Although a number of conditions have to be met, this has been a particularly generous tax break for those selling business interests, and who have been involved in the running of the business. 

There had been some concern that the October Budget could have seen the relief reduced, or even abolished.  That did not happen, but there were some changes made that those expecting to claim the relief on a future sale of shares, or business interest, should be aware of:

  1. To be an eligible disposal for Entrepreneurs Relief purposes, the qualifying conditions have to have been met for one year before the date of disposal.   

    With effect from 6 April 2019, that one-year period is increased to two years; though where the business or company had already ceased trading before Budget day, the one year period is preserved for disposals made within three years, from the date of cessation.
  2. The second change essentially just corrects an anomaly within the existing rules, by allowing the aggregation of the periods where a business has been carried on as a sole trade or partnership and then incorporated into a company.  

    From 6 April 2019, when determining whether the shares being sold have been held for the required two-year period, the period that the company’s business was operated as a sole trader or partnership, can now be aggregated with the period during which the company’s shares have been held.
  3. The third change is probably the most significant, and tightens the definition of qualifying shares: as well as owning sufficient shares to give the vendor at least 5% of the company’s voting rights, the vendor must, from 6 April 2019, also hold sufficient shares to give the vendor entitlement to at least 5% of the company’s profits available for distribution, and entitlement to at least 5% of the assets on a winding-up.  

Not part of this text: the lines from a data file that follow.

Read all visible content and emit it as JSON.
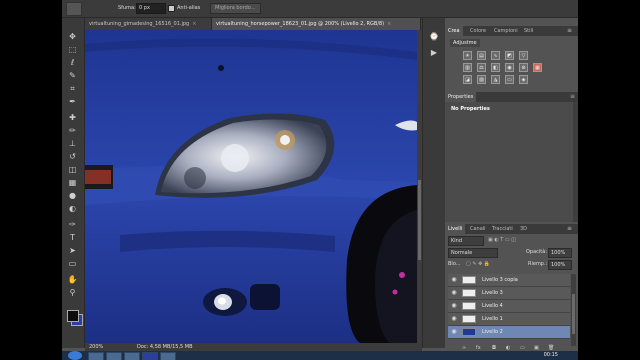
{
  "options_bar": {
    "sfuma_label": "Sfuma:",
    "sfuma_value": "0 px",
    "antialias_label": "Anti-alias",
    "refine_button": "Migliora bordo..."
  },
  "document_tabs": [
    {
      "label": "virtualtuning_gimadesing_16516_01.jpg",
      "close": "×"
    },
    {
      "label": "virtualtuning_horsepower_18623_01.jpg @ 200% (Livello 2, RGB/8)",
      "close": "×"
    }
  ],
  "status_bar": {
    "zoom": "200%",
    "doc": "Doc: 4,58 MB/15,5 MB"
  },
  "panels": {
    "top_tabs": [
      "Crea",
      "Colore",
      "Campioni",
      "Stili"
    ],
    "adjustments_label": "Adjustme",
    "properties_tab": "Properties",
    "properties_message": "No Properties",
    "layers_tabs": [
      "Livelli",
      "Canali",
      "Tracciati",
      "3D"
    ],
    "kind_label": "Kind",
    "blend_mode": "Normale",
    "opacity_label": "Opacità:",
    "opacity_value": "100%",
    "lock_label": "Blo...",
    "fill_label": "Riemp.:",
    "fill_value": "100%"
  },
  "layers": [
    {
      "name": "Livello 3 copia",
      "selected": false
    },
    {
      "name": "Livello 3",
      "selected": false
    },
    {
      "name": "Livello 4",
      "selected": false
    },
    {
      "name": "Livello 1",
      "selected": false
    },
    {
      "name": "Livello 2",
      "selected": true
    }
  ],
  "colors": {
    "foreground": "#0d0d0d",
    "background": "#2a40a5",
    "ui_dark": "#535353",
    "layer_selected": "#6e87b3",
    "car_body": "#223a98"
  },
  "taskbar": {
    "clock": "00:15"
  }
}
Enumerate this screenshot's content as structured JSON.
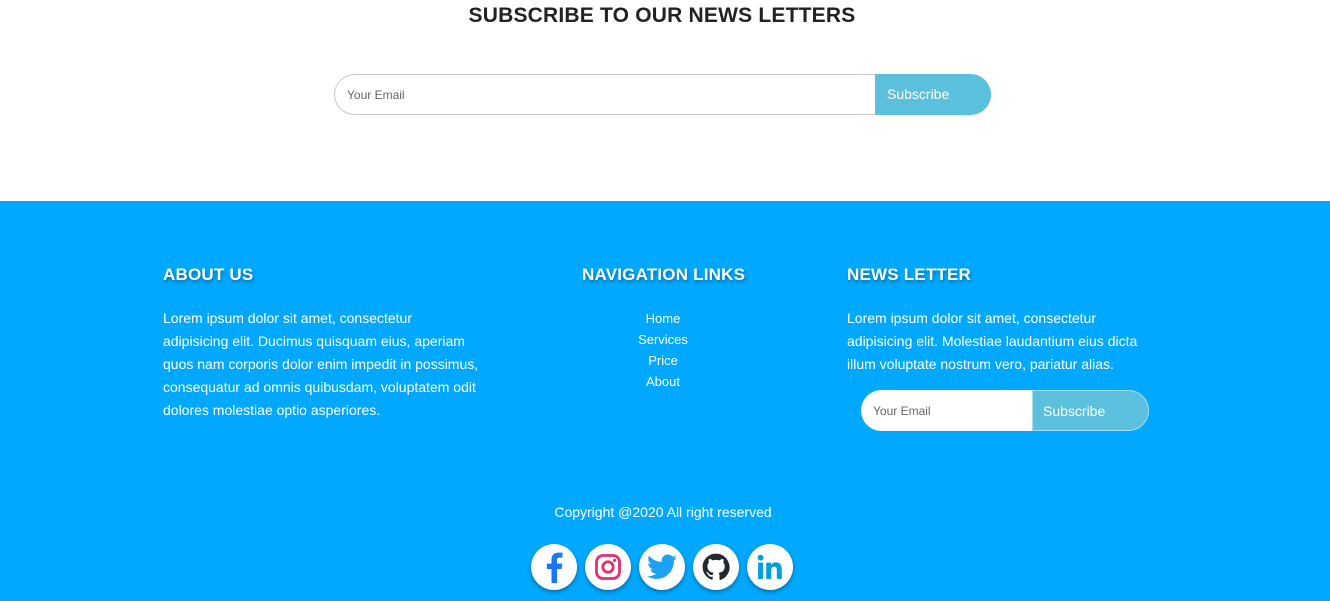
{
  "subscribe": {
    "title": "SUBSCRIBE TO OUR NEWS LETTERS",
    "email_placeholder": "Your Email",
    "button_label": "Subscribe"
  },
  "footer": {
    "about": {
      "title": "ABOUT US",
      "text": "Lorem ipsum dolor sit amet, consectetur adipisicing elit. Ducimus quisquam eius, aperiam quos nam corporis dolor enim impedit in possimus, consequatur ad omnis quibusdam, voluptatem odit dolores molestiae optio asperiores."
    },
    "navigation": {
      "title": "NAVIGATION LINKS",
      "links": [
        "Home",
        "Services",
        "Price",
        "About"
      ]
    },
    "newsletter": {
      "title": "NEWS LETTER",
      "text": "Lorem ipsum dolor sit amet, consectetur adipisicing elit. Molestiae laudantium eius dicta illum voluptate nostrum vero, pariatur alias.",
      "email_placeholder": "Your Email",
      "button_label": "Subscribe"
    },
    "copyright": "Copyright @2020 All right reserved",
    "socials": [
      {
        "name": "facebook-icon",
        "color": "#1877f2"
      },
      {
        "name": "instagram-icon",
        "color": "#e4405f"
      },
      {
        "name": "twitter-icon",
        "color": "#1da1f2"
      },
      {
        "name": "github-icon",
        "color": "#24292e"
      },
      {
        "name": "linkedin-icon",
        "color": "#00a0dc"
      }
    ]
  },
  "colors": {
    "footer_bg": "#00a8ff",
    "button_bg": "#5bc0de"
  }
}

    Whilst this change has been introduced to counter-act schemes used to access Entrepreneurs Relief where it wasn’t intended, using contrived share rights, the concern is that it will render ordinary shares of different classes (so called “alphabet shares”) which have been used to differentiate dividends paid to different shareholders groups, no longer eligible for Entrepreneurs Relief.

    The tax profession has already made representations to the Revenue on what seems to be an unintended – and unfair – effect of this change, and so we will have to wait to see whether they are prepared to issue guidance, or clarification on exactly what types of share will or will not be caught by this change to the rules.